Des sommes dans le budget pour le TGF

Trois-Rivières — Avec à sa tête la présidente du conseil d’administration, Françoise Bertrand, les dirigeants de Via Rail ont sensibilisé mardi le ministre des Transports du Québec, André Fortin, au projet d’un train à grande fréquence entre Québec-Montréal-Ottawa-Toronto. Accompagnée du député de Trois-Rivières, Jean-Denis Girard, la ministre régionale Julie Boulet s’est dite encouragée par la rencontre tenue à Montréal.

«Ils ont expliqué le projet au ministre. Leur lecture, c’est que le fédéral irait de l’avant dès le prochain budget et annoncerait des montants d’argent pour renouveler leur flotte de voitures. Ils ont rencontré M. Garneau et il avait l’air d’être très bien positionné à l’égard de ce projet-là», a-t-elle confié en entrevue. 

On se rappellera que son chef avait créé une commotion en évoquant l’idée d’un monorail pour assurer un lien rapide entre Montréal et Québec. Cette proposition avait été accueillie comme une douche froide dans la région, qui se mobilise depuis plusieurs années pour le passage du TGF.

Depuis ce temps, le premier ministre du Québec, Philippe Couillard, a plus d’une fois déclaré que si le projet de TGF devait voir le jour, ce serait tant mieux, ce qui ne l’empêche pas de rêver au développement de nouvelles technologies dans le domaine du transport.

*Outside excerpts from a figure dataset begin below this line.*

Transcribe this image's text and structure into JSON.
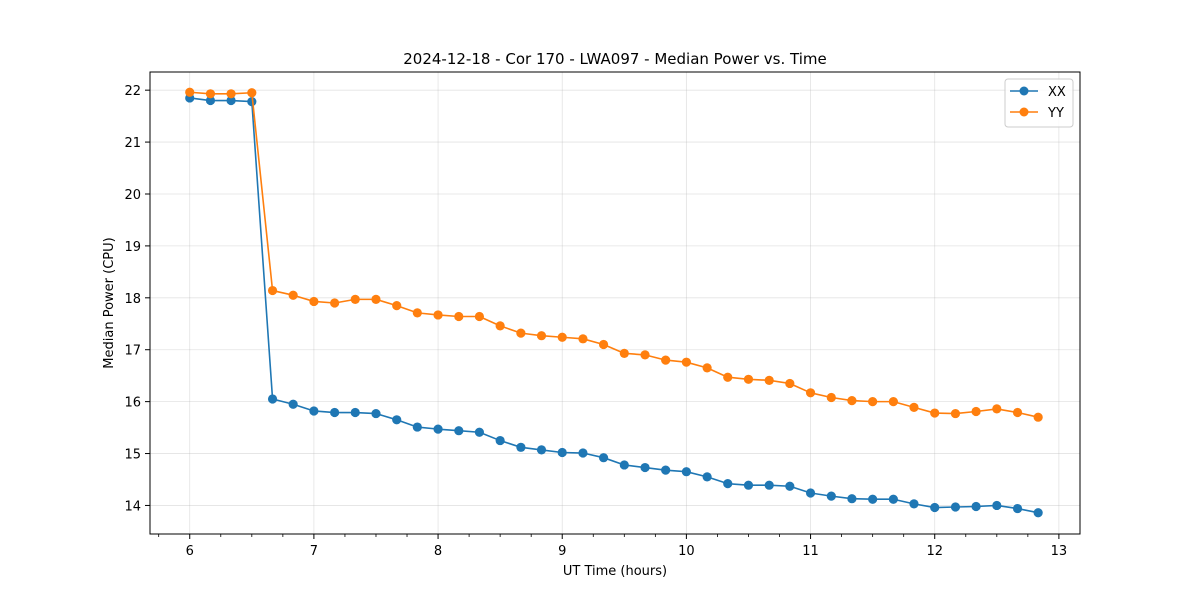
{
  "chart_data": {
    "type": "line",
    "title": "2024-12-18 - Cor 170 - LWA097 - Median Power vs. Time",
    "xlabel": "UT Time (hours)",
    "ylabel": "Median Power (CPU)",
    "xlim": [
      5.68,
      13.17
    ],
    "ylim": [
      13.45,
      22.35
    ],
    "xticks": [
      6,
      7,
      8,
      9,
      10,
      11,
      12,
      13
    ],
    "yticks": [
      14,
      15,
      16,
      17,
      18,
      19,
      20,
      21,
      22
    ],
    "grid": true,
    "legend_position": "top-right",
    "x": [
      6.0,
      6.167,
      6.333,
      6.5,
      6.667,
      6.833,
      7.0,
      7.167,
      7.333,
      7.5,
      7.667,
      7.833,
      8.0,
      8.167,
      8.333,
      8.5,
      8.667,
      8.833,
      9.0,
      9.167,
      9.333,
      9.5,
      9.667,
      9.833,
      10.0,
      10.167,
      10.333,
      10.5,
      10.667,
      10.833,
      11.0,
      11.167,
      11.333,
      11.5,
      11.667,
      11.833,
      12.0,
      12.167,
      12.333,
      12.5,
      12.667,
      12.833
    ],
    "series": [
      {
        "name": "XX",
        "color": "#1f77b4",
        "values": [
          21.85,
          21.8,
          21.8,
          21.78,
          16.05,
          15.95,
          15.82,
          15.79,
          15.79,
          15.77,
          15.65,
          15.51,
          15.47,
          15.44,
          15.41,
          15.25,
          15.12,
          15.07,
          15.02,
          15.01,
          14.92,
          14.78,
          14.73,
          14.68,
          14.65,
          14.55,
          14.42,
          14.39,
          14.39,
          14.37,
          14.24,
          14.18,
          14.13,
          14.12,
          14.12,
          14.03,
          13.96,
          13.97,
          13.98,
          14.0,
          13.94,
          13.86
        ]
      },
      {
        "name": "YY",
        "color": "#ff7f0e",
        "values": [
          21.96,
          21.93,
          21.93,
          21.95,
          18.14,
          18.05,
          17.93,
          17.9,
          17.97,
          17.97,
          17.85,
          17.71,
          17.67,
          17.64,
          17.64,
          17.46,
          17.32,
          17.27,
          17.24,
          17.21,
          17.1,
          16.93,
          16.9,
          16.8,
          16.76,
          16.65,
          16.47,
          16.43,
          16.41,
          16.35,
          16.17,
          16.08,
          16.02,
          16.0,
          16.0,
          15.89,
          15.78,
          15.77,
          15.81,
          15.86,
          15.79,
          15.7
        ]
      }
    ]
  }
}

Il avait même tenu à rassurer le maire de Trois-Rivières, Yves Lévesque, à l’effet qu’il donnera son appui au projet de TGF si Ottawa donne aussi son aval.

«Ça nous soulage, surtout venant du premier ministre, de savoir qu’il va soutenir le projet. C’est une très bonne nouvelle et la balle est maintenant dans le camp du fédéral, qui doit débloquer les fonds dans le cadre du budget 2018», avait commenté le premier magistrat tout en se disant confiant de voir circuler des trains aussi tôt que 2020 si le projet obtient cette année l’aval d’Ottawa.

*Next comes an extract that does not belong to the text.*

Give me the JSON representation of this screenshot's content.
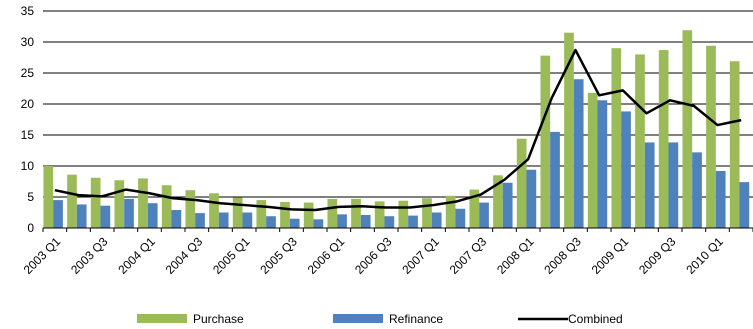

De son côté, le député Jean-Denis Girard avait justement exprimé sa volonté de rencontrer rapidement les gens de Via Rail pour voir où en est le dossier.

«Le projet de TGF est peut-être plus réaliste et réalisable à court et moyen terme alors que l’autre, les coûts et les impacts en termes d’aménagement d’infrastructures sont beaucoup plus importants, le corridor étant déjà tracé dans le cas de Via Rail», a indiqué la députée de Laviolette.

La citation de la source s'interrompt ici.